<< L'Extrême Gauche détruit-elle l'Université ? | Les Médias et les limites de lanalyse journalistique | Au sujet de la manifestation anti-carcérale du 10/10/09 à Poitiers /suivi de Civilisation et destructivité >>
1/ Les limites de l’objectivité : la réception subjective
Une information objective consisterait à produire un récit des faits sans y glisser de jugement de valeur ni d’élément interprétatif. Cependant, la réalité de l’entendement humain étant essentiellement subjectif, bien qu’interagissant avec le monde objet dont l’homme se sert comme support pour exister, il ne peut y avoir de réception objective, neutre des faits. L’être recevant l’information est ainsi affecté par celle-ci et se construit alors des représentations en fonction de cette affection. Or généralement, cet entendement est limité, puis que le sujet réceptif est passif.
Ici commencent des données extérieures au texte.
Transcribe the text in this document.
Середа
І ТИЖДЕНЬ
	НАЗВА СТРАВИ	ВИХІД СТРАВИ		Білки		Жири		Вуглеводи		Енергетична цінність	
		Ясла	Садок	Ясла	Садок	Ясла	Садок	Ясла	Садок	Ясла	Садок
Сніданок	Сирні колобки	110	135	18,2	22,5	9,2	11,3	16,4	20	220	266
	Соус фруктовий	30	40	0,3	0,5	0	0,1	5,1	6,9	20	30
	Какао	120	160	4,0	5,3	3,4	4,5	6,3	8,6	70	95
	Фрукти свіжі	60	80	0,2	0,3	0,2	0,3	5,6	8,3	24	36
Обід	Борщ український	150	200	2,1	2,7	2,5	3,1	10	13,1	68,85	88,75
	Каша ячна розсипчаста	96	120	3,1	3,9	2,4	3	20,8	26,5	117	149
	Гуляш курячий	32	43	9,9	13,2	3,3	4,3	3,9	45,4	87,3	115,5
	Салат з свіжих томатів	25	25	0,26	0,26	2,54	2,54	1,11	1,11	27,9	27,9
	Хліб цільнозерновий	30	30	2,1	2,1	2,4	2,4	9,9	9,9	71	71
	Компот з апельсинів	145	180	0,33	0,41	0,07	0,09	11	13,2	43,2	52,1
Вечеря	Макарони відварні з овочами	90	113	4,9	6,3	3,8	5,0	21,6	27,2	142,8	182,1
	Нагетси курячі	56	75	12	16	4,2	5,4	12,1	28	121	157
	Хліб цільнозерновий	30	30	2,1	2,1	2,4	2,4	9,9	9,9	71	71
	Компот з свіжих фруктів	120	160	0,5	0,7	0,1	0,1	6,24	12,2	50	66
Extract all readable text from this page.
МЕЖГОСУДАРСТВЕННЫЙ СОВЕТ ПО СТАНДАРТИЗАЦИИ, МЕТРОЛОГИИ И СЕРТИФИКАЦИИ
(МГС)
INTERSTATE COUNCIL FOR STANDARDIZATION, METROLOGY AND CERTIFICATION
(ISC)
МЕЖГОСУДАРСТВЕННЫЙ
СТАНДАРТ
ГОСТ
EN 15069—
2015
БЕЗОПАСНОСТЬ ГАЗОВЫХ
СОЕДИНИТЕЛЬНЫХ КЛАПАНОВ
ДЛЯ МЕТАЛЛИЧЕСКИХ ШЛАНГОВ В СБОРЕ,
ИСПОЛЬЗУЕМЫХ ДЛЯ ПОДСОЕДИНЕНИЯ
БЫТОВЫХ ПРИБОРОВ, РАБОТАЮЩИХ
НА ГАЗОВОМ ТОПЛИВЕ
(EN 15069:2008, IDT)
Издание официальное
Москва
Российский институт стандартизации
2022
L’Homme face à son poste télé, radio, sur Internet, ne peut appréhender les affections que du point de vue d’une rationalité limitée : la combinaison particulière des élément constituant son expérience singulière, son histoire, c'est-à-dire son processus de socialisation. Or si l’on considère que ce processus est déterminé par la vie dans la famille, à l’école, par les émissions de télévision, la publicité, force est d’admettre que l’entendement de chacun est en partie ou totalement déterminé, de manière médiatisée, par l’Etat et le Capital. En ce sens nos affections sont, dans le cas d’une attitude de positivité parfaite vis-à-vis de cette détermination, celles que l’Etat et le Capital attendent de nous. Ainsi l’objectivité du journalisme, même si elle se contente d’une description pure, se rallie toujours au parti de l’Etat et du Capital, puisqu’elle ne s’oppose pas aux processus sociaux de construction des subjectivités, qui déterminent l’a priori de la réception de l’information.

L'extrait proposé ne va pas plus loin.